= Emilio Perinetti =

Italian painter

Emilio Perinetti (1852 in Piacenza – 1936 in Castell’Arquato, Province of Piacenza) was an Italian painter. He painted mostly within his native province in religious subjects and private commissions.

==Biography==
Perinetti initially enrolled at the Istituto Gazzola in Piacenza. After 1866, he worked under Lorenzo Toncini, and after 1872 with Bernardino Pollinari. Author of portraits and sacred subject, landscapes, and still lifes. Among his works: Martyrdom of St Bartholemew (1895) for the church of Macerato di Perino; in 1897, he decorated a room in the ground floor of Casa Gianelli in via Giordani at Piacenza; two ovals Sant’Alfredo and Santa Rosa (1920) for the Oratory of the Santissima Annunziata at Lugagnano; in 1929 and 1930, he completed two other ovals Holy Family and a Santa Filomena.
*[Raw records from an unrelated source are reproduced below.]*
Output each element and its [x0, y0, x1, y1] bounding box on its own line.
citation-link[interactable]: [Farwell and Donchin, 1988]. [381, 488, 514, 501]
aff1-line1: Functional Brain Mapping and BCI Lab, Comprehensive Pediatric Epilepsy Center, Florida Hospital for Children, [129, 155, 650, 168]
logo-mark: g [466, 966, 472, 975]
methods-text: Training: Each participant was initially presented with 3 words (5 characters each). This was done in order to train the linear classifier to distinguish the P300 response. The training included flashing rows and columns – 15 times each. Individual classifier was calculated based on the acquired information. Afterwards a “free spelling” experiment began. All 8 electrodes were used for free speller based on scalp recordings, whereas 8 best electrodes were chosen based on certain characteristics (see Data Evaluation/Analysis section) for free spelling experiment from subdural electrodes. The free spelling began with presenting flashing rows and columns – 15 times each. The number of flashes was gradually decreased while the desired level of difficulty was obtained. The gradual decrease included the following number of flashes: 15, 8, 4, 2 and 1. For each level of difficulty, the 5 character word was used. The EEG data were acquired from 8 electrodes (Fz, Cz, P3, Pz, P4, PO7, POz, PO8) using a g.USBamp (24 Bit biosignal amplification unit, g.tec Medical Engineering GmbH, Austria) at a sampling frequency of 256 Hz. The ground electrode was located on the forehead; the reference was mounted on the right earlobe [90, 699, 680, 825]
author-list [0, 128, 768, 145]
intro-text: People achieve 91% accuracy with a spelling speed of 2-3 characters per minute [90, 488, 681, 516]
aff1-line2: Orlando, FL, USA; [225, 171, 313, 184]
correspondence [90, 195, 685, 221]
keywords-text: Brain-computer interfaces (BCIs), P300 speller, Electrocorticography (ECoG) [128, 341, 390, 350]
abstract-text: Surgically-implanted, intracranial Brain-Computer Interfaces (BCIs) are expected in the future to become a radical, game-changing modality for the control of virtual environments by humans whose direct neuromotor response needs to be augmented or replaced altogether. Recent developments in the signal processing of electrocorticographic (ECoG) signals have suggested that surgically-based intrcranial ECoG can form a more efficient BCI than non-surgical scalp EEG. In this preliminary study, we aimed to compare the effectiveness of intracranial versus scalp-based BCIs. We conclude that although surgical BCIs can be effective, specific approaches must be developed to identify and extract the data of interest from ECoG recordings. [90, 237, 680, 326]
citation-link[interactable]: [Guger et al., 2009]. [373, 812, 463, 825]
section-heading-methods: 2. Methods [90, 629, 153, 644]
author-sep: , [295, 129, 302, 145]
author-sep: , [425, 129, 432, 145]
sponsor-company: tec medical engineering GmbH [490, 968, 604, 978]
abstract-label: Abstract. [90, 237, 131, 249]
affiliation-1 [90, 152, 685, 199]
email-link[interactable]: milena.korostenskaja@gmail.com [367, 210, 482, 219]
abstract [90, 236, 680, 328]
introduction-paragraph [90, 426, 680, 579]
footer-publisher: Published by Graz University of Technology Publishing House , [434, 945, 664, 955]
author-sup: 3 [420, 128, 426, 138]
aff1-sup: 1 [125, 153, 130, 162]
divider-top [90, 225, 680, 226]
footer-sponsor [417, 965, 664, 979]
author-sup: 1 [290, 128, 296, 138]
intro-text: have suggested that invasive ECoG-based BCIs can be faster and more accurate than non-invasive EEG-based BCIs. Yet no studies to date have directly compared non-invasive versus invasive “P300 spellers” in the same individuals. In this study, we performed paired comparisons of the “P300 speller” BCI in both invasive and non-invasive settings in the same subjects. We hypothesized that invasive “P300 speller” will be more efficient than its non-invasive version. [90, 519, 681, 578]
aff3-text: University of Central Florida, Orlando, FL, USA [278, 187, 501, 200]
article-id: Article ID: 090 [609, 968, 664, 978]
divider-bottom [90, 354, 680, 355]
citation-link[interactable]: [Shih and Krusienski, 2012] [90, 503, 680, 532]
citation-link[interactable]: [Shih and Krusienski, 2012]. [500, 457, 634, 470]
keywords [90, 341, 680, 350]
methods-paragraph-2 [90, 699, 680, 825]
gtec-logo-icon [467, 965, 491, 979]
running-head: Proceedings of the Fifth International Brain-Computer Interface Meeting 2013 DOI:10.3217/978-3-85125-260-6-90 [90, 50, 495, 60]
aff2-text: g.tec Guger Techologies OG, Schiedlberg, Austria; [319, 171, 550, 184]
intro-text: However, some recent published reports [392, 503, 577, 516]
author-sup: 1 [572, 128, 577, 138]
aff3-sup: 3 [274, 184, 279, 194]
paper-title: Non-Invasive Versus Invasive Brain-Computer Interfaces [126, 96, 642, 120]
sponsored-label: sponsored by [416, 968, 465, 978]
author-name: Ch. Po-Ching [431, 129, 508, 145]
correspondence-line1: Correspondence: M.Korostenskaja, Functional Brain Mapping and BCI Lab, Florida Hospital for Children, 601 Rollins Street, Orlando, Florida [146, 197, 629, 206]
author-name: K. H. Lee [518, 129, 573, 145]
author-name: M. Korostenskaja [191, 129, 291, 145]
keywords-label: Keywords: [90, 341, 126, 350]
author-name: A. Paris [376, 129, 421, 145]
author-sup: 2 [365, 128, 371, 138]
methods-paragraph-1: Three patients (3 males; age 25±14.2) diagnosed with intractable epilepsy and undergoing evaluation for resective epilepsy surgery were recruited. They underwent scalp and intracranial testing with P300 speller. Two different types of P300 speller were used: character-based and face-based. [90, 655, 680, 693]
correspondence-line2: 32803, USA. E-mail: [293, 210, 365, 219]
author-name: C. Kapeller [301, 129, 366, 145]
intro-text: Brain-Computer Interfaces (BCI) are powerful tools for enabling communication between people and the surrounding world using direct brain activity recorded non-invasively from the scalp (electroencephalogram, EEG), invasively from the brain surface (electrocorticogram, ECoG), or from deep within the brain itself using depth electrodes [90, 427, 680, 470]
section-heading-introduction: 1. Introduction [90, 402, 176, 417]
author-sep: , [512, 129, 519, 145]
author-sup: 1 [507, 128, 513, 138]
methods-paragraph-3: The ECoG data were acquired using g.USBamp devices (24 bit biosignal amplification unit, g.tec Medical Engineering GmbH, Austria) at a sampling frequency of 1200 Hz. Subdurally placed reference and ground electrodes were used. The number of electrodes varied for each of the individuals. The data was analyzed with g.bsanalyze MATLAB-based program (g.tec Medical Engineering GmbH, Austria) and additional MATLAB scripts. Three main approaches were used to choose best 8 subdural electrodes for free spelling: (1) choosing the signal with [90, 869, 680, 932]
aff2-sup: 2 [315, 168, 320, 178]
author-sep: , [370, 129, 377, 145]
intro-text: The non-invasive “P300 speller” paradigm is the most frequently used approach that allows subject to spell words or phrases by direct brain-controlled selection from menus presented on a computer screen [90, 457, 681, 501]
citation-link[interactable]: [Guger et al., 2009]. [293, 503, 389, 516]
In 1882, in collaboration with Francesco Ghittoni, a fellow student at the Institute Gazzola, he painted the first ten stations of the Via Crucis of the church of Vigolo Marchese. In 1903 he completed restorations in Piacenza: while Perinetti restored the frescoes by De Longe in the presbytery of San Lorenzo, while Ghittoni restored the two pendants by Gaspare Landi in the presbytery of the cathedral.